Wednesday, February 11, 2015

Musings

It's nearly 2 in the morning. I am wide awake. My brain is hyperactive rather than resting. Thoughts are a jumble, a confusing tornado that rushes through me. Sleep is like a tempermental friend, sometimes too clingy, other times illusive. Usually clingy though. This night finds me in an unusual state. And in other ways, a state that I have been in since you called the last time.

Little reminders that ought not to be reminders at all.

Songs that reflect my feelings on exactness. In the choir concert tonight, we performed one. It is a beautiful piece. The words, "How can I hold onto my soul so that it does not touch yours?" reflect the fear that is paired with attachment. Next, "everything that touches us, you an me, together. Like a single bow drawing out from two strings but one voice" emphasize the way we are the same. But, the fear is not conquered by this. " I'd tuck it away" I wish I could tuck my affetion for you away, become indifferent.

Maybe then we could truely be friends.

But right now, I am to afraid of more pain.

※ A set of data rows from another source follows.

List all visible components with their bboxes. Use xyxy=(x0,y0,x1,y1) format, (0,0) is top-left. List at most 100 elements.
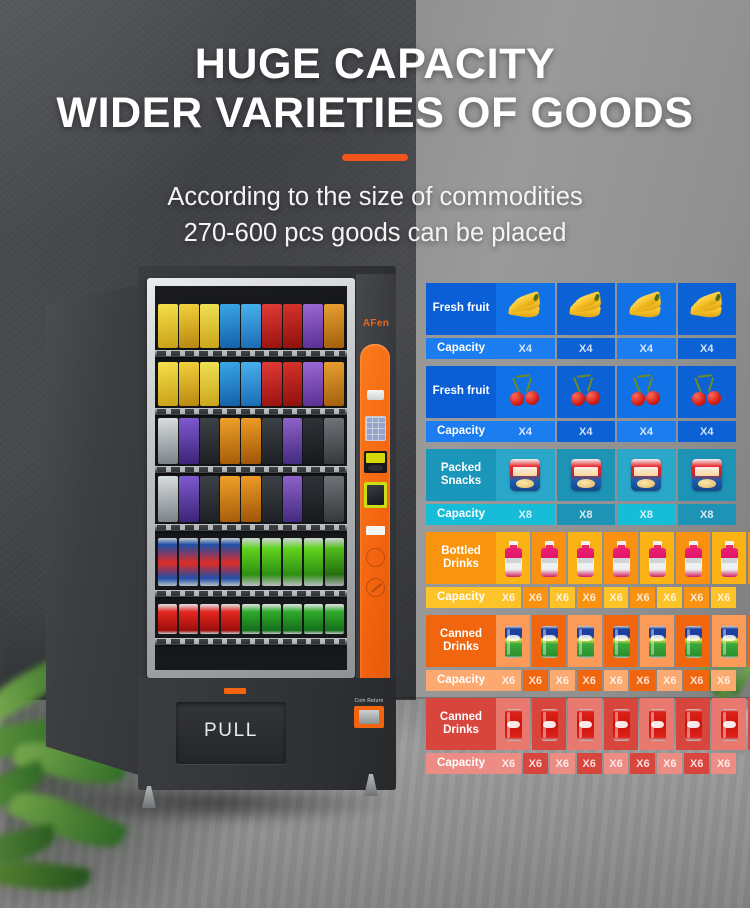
bottle-icon xyxy=(532,541,566,577)
product-cell xyxy=(532,615,566,667)
keypad[interactable] xyxy=(365,416,386,441)
cherry-icon xyxy=(508,374,542,409)
coin-return-label: Coin Return xyxy=(354,698,384,704)
product-cell xyxy=(677,366,736,418)
product-cell xyxy=(604,698,638,750)
panel-sticker xyxy=(366,526,385,535)
snack-bag-icon xyxy=(629,458,663,492)
banana-icon xyxy=(689,291,724,326)
product-cell xyxy=(748,698,750,750)
capacity-value: X6 xyxy=(684,670,710,691)
capacity-value: X4 xyxy=(617,338,676,359)
pull-flap[interactable]: PULL xyxy=(176,702,286,764)
red-can-icon xyxy=(712,707,746,741)
capacity-cells: X6 X6 X6 X6 X6 X6 X6 X6 X6 xyxy=(496,587,737,608)
category-label: Canned Drinks xyxy=(426,615,496,667)
banana-icon xyxy=(568,291,603,326)
capacity-value: X4 xyxy=(617,421,676,442)
capacity-value: X6 xyxy=(576,587,602,608)
product-line: Fresh fruit xyxy=(426,366,736,418)
capacity-value: X6 xyxy=(711,587,737,608)
red-can-icon xyxy=(496,707,530,741)
product-cell xyxy=(496,366,555,418)
machine-shelf-row-5 xyxy=(158,538,345,586)
machine-shelf-rail-5 xyxy=(155,590,347,597)
capacity-value: X6 xyxy=(657,670,683,691)
capacity-value: X6 xyxy=(549,587,575,608)
green-can-icon xyxy=(496,624,530,658)
capacity-line: Capacity X6 X6 X6 X6 X6 X6 X6 X6 X6 xyxy=(426,753,737,774)
capacity-value: X6 xyxy=(711,670,737,691)
capacity-value: X8 xyxy=(496,504,555,525)
product-cell xyxy=(568,532,602,584)
product-cell xyxy=(532,698,566,750)
machine-glass-window xyxy=(155,286,347,670)
product-cell xyxy=(604,615,638,667)
bottle-icon xyxy=(712,541,746,577)
capacity-value: X6 xyxy=(496,587,521,608)
machine-shelf-row-4 xyxy=(158,476,345,522)
product-cell xyxy=(568,615,602,667)
product-cell xyxy=(496,449,555,501)
capacity-label: Capacity xyxy=(426,338,496,359)
headline-line-1: HUGE CAPACITY xyxy=(194,40,556,88)
capacity-label: Capacity xyxy=(426,587,496,608)
product-line: Canned Drinks xyxy=(426,698,750,750)
machine-shelf-rail-1 xyxy=(155,350,347,357)
bill-acceptor-slot[interactable] xyxy=(367,390,384,400)
category-label: Canned Drinks xyxy=(426,698,496,750)
capacity-value: X8 xyxy=(677,504,736,525)
product-cell xyxy=(676,615,710,667)
vending-machine-photo: AFen PULL Coin Return xyxy=(46,266,396,826)
coin-return-slot[interactable] xyxy=(354,706,384,728)
capacity-value: X4 xyxy=(496,338,555,359)
product-cell xyxy=(556,366,615,418)
bottle-icon xyxy=(496,541,530,577)
product-cell xyxy=(604,532,638,584)
category-label: Fresh fruit xyxy=(426,366,496,418)
red-can-icon xyxy=(640,707,674,741)
page-title: HUGE CAPACITY WIDER VARIETIES OF GOODS xyxy=(0,40,750,138)
product-line: Canned Drinks xyxy=(426,615,750,667)
lower-door-accent xyxy=(224,688,246,694)
capacity-cells: X4 X4 X4 X4 xyxy=(496,421,736,442)
product-cell xyxy=(712,532,746,584)
product-cell xyxy=(532,532,566,584)
capacity-table-row: Fresh fruit Capacity X4 X4 X4 X4 xyxy=(426,366,736,442)
product-cell xyxy=(712,698,746,750)
capacity-table-row: Canned Drinks Capacity X6 X6 X6 X6 X6 X6 X6 X6 X6 xyxy=(426,698,750,774)
product-cell xyxy=(617,283,676,335)
product-cell xyxy=(640,615,674,667)
capacity-table-row: Canned Drinks Capacity X6 X6 X6 X6 X6 X6 X6 X6 X6 xyxy=(426,615,750,691)
capacity-value: X6 xyxy=(576,670,602,691)
capacity-table-row: Bottled Drinks Capacity X6 X6 X6 X6 X6 X6 X6 X6 X6 xyxy=(426,532,750,608)
product-line: Packed Snacks xyxy=(426,449,736,501)
capacity-value: X6 xyxy=(496,753,521,774)
capacity-value: X6 xyxy=(630,587,656,608)
capacity-value: X6 xyxy=(630,753,656,774)
banana-icon xyxy=(629,291,663,326)
capacity-value: X6 xyxy=(603,670,629,691)
machine-control-panel[interactable] xyxy=(360,344,390,726)
capacity-label: Capacity xyxy=(426,504,496,525)
machine-shelf-row-1 xyxy=(158,304,345,348)
no-entry-icon xyxy=(366,578,385,597)
card-reader[interactable] xyxy=(364,451,387,473)
green-can-icon xyxy=(712,624,746,658)
banana-icon xyxy=(508,291,542,326)
product-cell xyxy=(496,283,555,335)
capacity-value: X4 xyxy=(677,338,736,359)
product-cell xyxy=(556,449,615,501)
display-screen[interactable] xyxy=(364,482,387,508)
product-cells xyxy=(496,698,750,750)
machine-shelf-row-2 xyxy=(158,362,345,406)
capacity-value: X6 xyxy=(549,753,575,774)
snack-bag-icon xyxy=(508,458,542,492)
product-cell xyxy=(496,698,530,750)
product-cell xyxy=(617,366,676,418)
category-label: Packed Snacks xyxy=(426,449,496,501)
product-cell xyxy=(748,532,750,584)
machine-shelf-rail-4 xyxy=(155,524,347,531)
capacity-value: X6 xyxy=(549,670,575,691)
bottle-icon xyxy=(604,541,638,577)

Even such a small connection can break. Even such a small break can cause terrible pain. I turn away from you, and yet am drawn to you. You've pushed me away, gently as you could, but with a harsh honesty. Yet, I hover, orbit, and seek you out. I see you when I get the chance, even though there is enevitably the agony of a reminder of what could of been but that isn't, and presumably will never be.

I sang that song for you, knowing you could not know. There's a chance you might have heard, waiting backstage. False hope that you could have heard and listened. Hope that you felt it. Banishing you from my mind so that I could more properly sing was hard, but I could not accept the tightness in my throat. Still, I sang for you, even if by doing so made it more difficult than ever.

I saw you afterwards, in the gallery. Without meaning to, I found you in the crowd. Turning away, I found the friend I had been scanning for, but less happily for the sight. So near but unreachable. We shared a wave. A meaningless wave, really. What does a wave mean anyway? If it means goodbye, you already said that. If it means hello, I have tried to say that to no avail.

The easy flow of discourse has been stopped as if by a government funded dam the public wishes gone, and the blockage is similairly insurmountable. Yet, I will continue to sing for you. Maybe that is the only form of communication I will ever have with you. It's not enough, but it's there. Because, I cannot hold on to my soul. It reaches out for you at every turn, at every breath.

Perhaps, when I waved back, I meant I haven't given up. I don't know why.